The judge nodded and knocked his desktop with his knuckles. The front swung open and Bittman said, “What’s that?”
“Strike that last line, Bittman,” said the judge.
“Will do, Judge,” said the troll before slamming the front closed again.
“And the witness will only testify as to what she saw,” said the judge. “Go on, Ms. Webster.”
“Why did you move next to Mr. Topper?”
“A friend suggested the house for sale might be perfect for me.”
“Was that the same friend who suggested you buy a goat?”
“Possibly.”
“And who was that friend, Ms. Moss?”
“Objection,” called out Josiah Goodheart. “Relevance.”
“Is this relevant to the case at hand, Ms. Webster?”
“Well, don’t you want to know?” I said. “Doesn’t it all seem curious?”
“Mere curiosity is hardly the standard for relevance,” said the judge. “Objection sustained.”
“But, Judge—”
“Move on.”
“Fine,” I said with a pout. “Then let’s talk about your goat’s last night, Ms. Moss, shall we? You testified Magwitch was nervous but alive before you took your bath.”
“That’s right.”
“Then you went upstairs and got undressed, right?”
“It was a bath.”
“And took off your glasses.”
“Of course.”
“And with the candles lit and the water warm, you leaned back and relaxed.”
“Yes.”
“Maybe even fell asleep.”
“I don’t think so.”
“But maybe? Possibly?”
“It has been known to happen.”
“And sometime after that, you climbed out of the bath, wrapped yourself in a robe, wandered down the stairs, and looked out the window to see a creature like something out of a nightmare?”
Was the last word a bit much? Maybe it was a bit much, because Ms. Moss gave me a look like I was a piece of lint. “I was not asleep, I was wearing my glasses, and I saw what I saw,” she said, just as defiant and angry as I’d hoped she would be.
“And the creature was six feet tall or so,” I said.
“At least.”
“With spikes on its back and a wide chest.”
“Yes, yes.”
“And this huge beast was strong enough to break through a hedge, and hung
ry enough to devour a whole goat, and hateful enough to stare at you with the eyes of death.”
“That is what I said.”
I gave her a little smile. This was the do-or-die moment of the trial. Everything had been leading up to this. Yes, Mr. Topper would testify next, but that wouldn’t matter much if this worked, and it wouldn’t matter at all if it blew up in my face. I was rolling the dice—I guess a little bit of Keir had rubbed off on me after all.
I turned around and looked at Henry and said in a voice loud with false confidence, “Mr. Harrison, could you come up to the front of the court and bring the crate with you?”
The ram on the wall sniffed the air as Henry came closer. When Henry finally stood beside me, with the crate lying on the table, the ram stared with a fearful curiosity as he chewed and chewed, a black twist of licorice leaking from his mouth.

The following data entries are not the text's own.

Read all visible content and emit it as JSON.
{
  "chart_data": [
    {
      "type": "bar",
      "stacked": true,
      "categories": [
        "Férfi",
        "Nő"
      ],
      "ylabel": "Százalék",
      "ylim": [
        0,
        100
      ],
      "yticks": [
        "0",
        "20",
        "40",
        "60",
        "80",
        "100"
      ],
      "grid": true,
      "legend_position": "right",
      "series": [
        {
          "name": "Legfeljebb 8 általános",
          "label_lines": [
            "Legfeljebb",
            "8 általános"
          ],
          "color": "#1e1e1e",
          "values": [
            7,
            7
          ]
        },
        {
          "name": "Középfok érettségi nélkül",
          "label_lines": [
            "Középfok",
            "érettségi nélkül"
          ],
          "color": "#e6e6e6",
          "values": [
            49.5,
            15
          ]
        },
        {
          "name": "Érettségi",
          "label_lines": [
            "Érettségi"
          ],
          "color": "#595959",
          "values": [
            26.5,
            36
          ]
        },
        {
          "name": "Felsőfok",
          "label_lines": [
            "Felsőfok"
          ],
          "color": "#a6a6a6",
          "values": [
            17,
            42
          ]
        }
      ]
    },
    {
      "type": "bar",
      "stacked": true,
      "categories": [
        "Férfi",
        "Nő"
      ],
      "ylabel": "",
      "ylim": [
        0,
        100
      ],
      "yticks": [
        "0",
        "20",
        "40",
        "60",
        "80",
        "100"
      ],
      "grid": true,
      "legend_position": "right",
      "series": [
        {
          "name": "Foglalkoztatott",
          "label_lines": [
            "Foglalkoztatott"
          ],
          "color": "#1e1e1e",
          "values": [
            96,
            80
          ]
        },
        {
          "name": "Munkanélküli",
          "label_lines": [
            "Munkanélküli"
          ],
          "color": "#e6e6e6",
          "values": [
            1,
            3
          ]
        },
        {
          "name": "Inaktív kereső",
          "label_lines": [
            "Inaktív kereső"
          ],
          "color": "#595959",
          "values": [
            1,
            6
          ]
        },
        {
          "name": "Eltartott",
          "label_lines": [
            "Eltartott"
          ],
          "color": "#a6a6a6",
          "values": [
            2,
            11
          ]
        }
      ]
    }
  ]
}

“This is highly irregular,” said Josiah Goodheart. “Highly irregular.”
“As will I be if this goes on any longer,” said the judge. “What are you doing here, Mr. Harrison? Another ghost?”
“He is our gremlin wrangler,” I said.
“I hope you brought a helmet, young man,” said the judge. “I am not an admirer of gremlins, you know, but I’ll let you go on, Ms. Webster, just so we can finish up and be done with it.”

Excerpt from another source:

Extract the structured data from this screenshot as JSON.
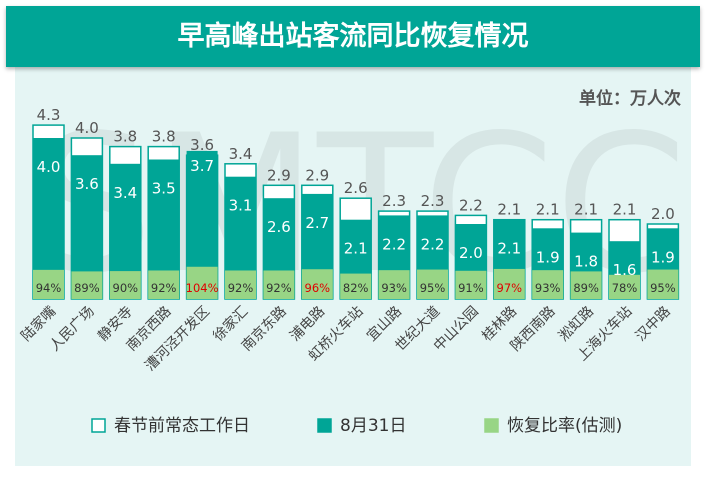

“Thank you, Judge,” I said. “Now, Ms. Moss, I’d like you to look at this crate sitting on the table in front of me. Could the thing you claimed to see that terrible night, the big-skulled, broad-chested, six-foot-or-more spiked-backed beast that supposedly ate your goat, could that thing fit into this tiny little crate?”

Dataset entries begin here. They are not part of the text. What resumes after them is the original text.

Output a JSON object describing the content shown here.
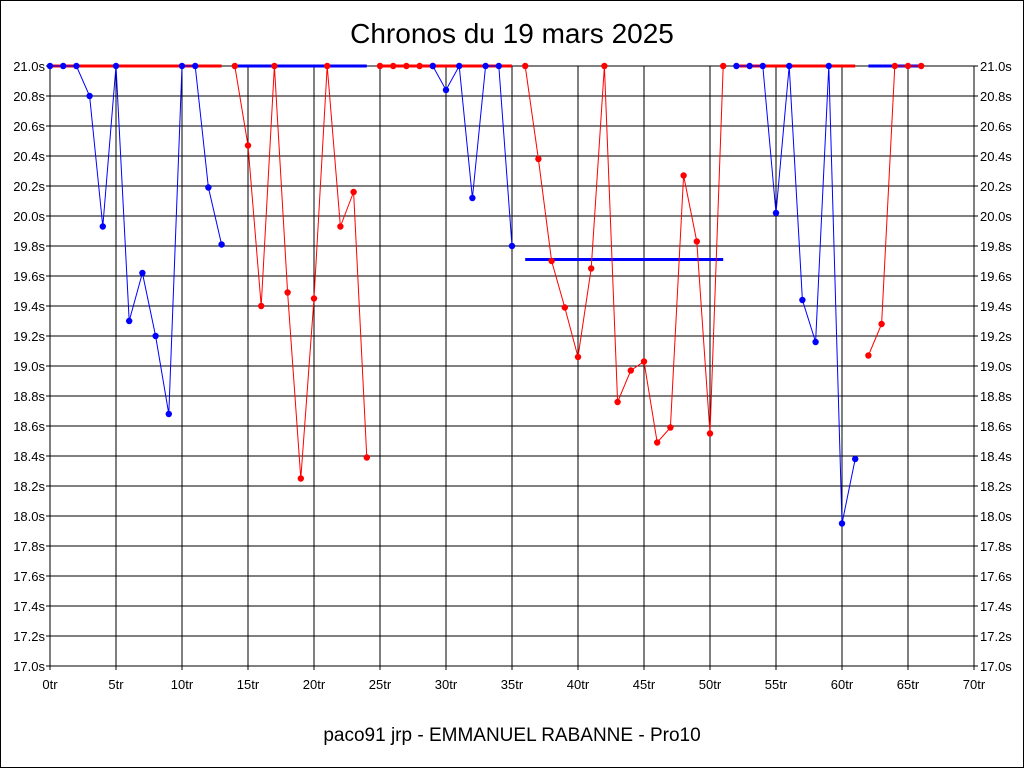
{
  "chart_data": {
    "type": "line",
    "title": "Chronos du 19 mars 2025",
    "footer": "paco91 jrp - EMMANUEL RABANNE - Pro10",
    "xlim": [
      0,
      70
    ],
    "ylim": [
      17.0,
      21.0
    ],
    "x_ticks": [
      0,
      5,
      10,
      15,
      20,
      25,
      30,
      35,
      40,
      45,
      50,
      55,
      60,
      65,
      70
    ],
    "x_tick_labels": [
      "0tr",
      "5tr",
      "10tr",
      "15tr",
      "20tr",
      "25tr",
      "30tr",
      "35tr",
      "40tr",
      "45tr",
      "50tr",
      "55tr",
      "60tr",
      "65tr",
      "70tr"
    ],
    "y_ticks": [
      17.0,
      17.2,
      17.4,
      17.6,
      17.8,
      18.0,
      18.2,
      18.4,
      18.6,
      18.8,
      19.0,
      19.2,
      19.4,
      19.6,
      19.8,
      20.0,
      20.2,
      20.4,
      20.6,
      20.8,
      21.0
    ],
    "y_tick_labels": [
      "17.0s",
      "17.2s",
      "17.4s",
      "17.6s",
      "17.8s",
      "18.0s",
      "18.2s",
      "18.4s",
      "18.6s",
      "18.8s",
      "19.0s",
      "19.2s",
      "19.4s",
      "19.6s",
      "19.8s",
      "20.0s",
      "20.2s",
      "20.4s",
      "20.6s",
      "20.8s",
      "21.0s"
    ],
    "grid": true,
    "colors": {
      "blue": "#0000ff",
      "red": "#ff0000"
    },
    "series": [
      {
        "color": "blue",
        "points": [
          [
            0,
            21.0
          ],
          [
            1,
            21.0
          ],
          [
            2,
            21.0
          ],
          [
            3,
            20.8
          ],
          [
            4,
            19.93
          ],
          [
            5,
            21.0
          ],
          [
            6,
            19.3
          ],
          [
            7,
            19.62
          ],
          [
            8,
            19.2
          ],
          [
            9,
            18.68
          ],
          [
            10,
            21.0
          ],
          [
            11,
            21.0
          ],
          [
            12,
            20.19
          ],
          [
            13,
            19.81
          ]
        ]
      },
      {
        "color": "red",
        "points": [
          [
            14,
            21.0
          ],
          [
            15,
            20.47
          ],
          [
            16,
            19.4
          ],
          [
            17,
            21.0
          ],
          [
            18,
            19.49
          ],
          [
            19,
            18.25
          ],
          [
            20,
            19.45
          ],
          [
            21,
            21.0
          ],
          [
            22,
            19.93
          ],
          [
            23,
            20.16
          ],
          [
            24,
            18.39
          ]
        ]
      },
      {
        "color": "red",
        "points": [
          [
            25,
            21.0
          ],
          [
            26,
            21.0
          ],
          [
            27,
            21.0
          ],
          [
            28,
            21.0
          ],
          [
            29,
            21.0
          ]
        ]
      },
      {
        "color": "blue",
        "points": [
          [
            29,
            21.0
          ],
          [
            30,
            20.84
          ],
          [
            31,
            21.0
          ],
          [
            32,
            20.12
          ],
          [
            33,
            21.0
          ],
          [
            34,
            21.0
          ],
          [
            35,
            19.8
          ]
        ]
      },
      {
        "color": "red",
        "points": [
          [
            36,
            21.0
          ],
          [
            37,
            20.38
          ],
          [
            38,
            19.7
          ],
          [
            39,
            19.39
          ],
          [
            40,
            19.06
          ],
          [
            41,
            19.65
          ],
          [
            42,
            21.0
          ],
          [
            43,
            18.76
          ],
          [
            44,
            18.97
          ],
          [
            45,
            19.03
          ],
          [
            46,
            18.49
          ],
          [
            47,
            18.59
          ],
          [
            48,
            20.27
          ],
          [
            49,
            19.83
          ],
          [
            50,
            18.55
          ],
          [
            51,
            21.0
          ]
        ]
      },
      {
        "color": "blue",
        "points": [
          [
            52,
            21.0
          ],
          [
            53,
            21.0
          ],
          [
            54,
            21.0
          ],
          [
            55,
            20.02
          ],
          [
            56,
            21.0
          ],
          [
            57,
            19.44
          ],
          [
            58,
            19.16
          ],
          [
            59,
            21.0
          ],
          [
            60,
            17.95
          ],
          [
            61,
            18.38
          ]
        ]
      },
      {
        "color": "red",
        "points": [
          [
            62,
            19.07
          ],
          [
            63,
            19.28
          ],
          [
            64,
            21.0
          ],
          [
            65,
            21.0
          ],
          [
            66,
            21.0
          ]
        ]
      }
    ],
    "average_lines": [
      {
        "color": "red",
        "x": [
          0,
          13
        ],
        "y": 21.0
      },
      {
        "color": "blue",
        "x": [
          14,
          24
        ],
        "y": 21.0
      },
      {
        "color": "red",
        "x": [
          25,
          35
        ],
        "y": 21.0
      },
      {
        "color": "blue",
        "x": [
          36,
          51
        ],
        "y": 19.71
      },
      {
        "color": "red",
        "x": [
          52,
          61
        ],
        "y": 21.0
      },
      {
        "color": "blue",
        "x": [
          62,
          66
        ],
        "y": 21.0
      }
    ]
  }
}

“Don’t be ridiculous,” she said. “Of course not.”
“And if I told you that Mr. Topper’s gremlin was small and cute and adorable and inside this crate, would you believe that?”
“No. Never.”
“Well, maybe, Ms. Moss, it is time for you to actually meet Mr. Topper’s gremlin,” and before Cassandra Moss could react or Josiah Goodheart could object, I reached for the latch of the crate.
The ram’s head on the wall bellowed in fear as I swung open the door.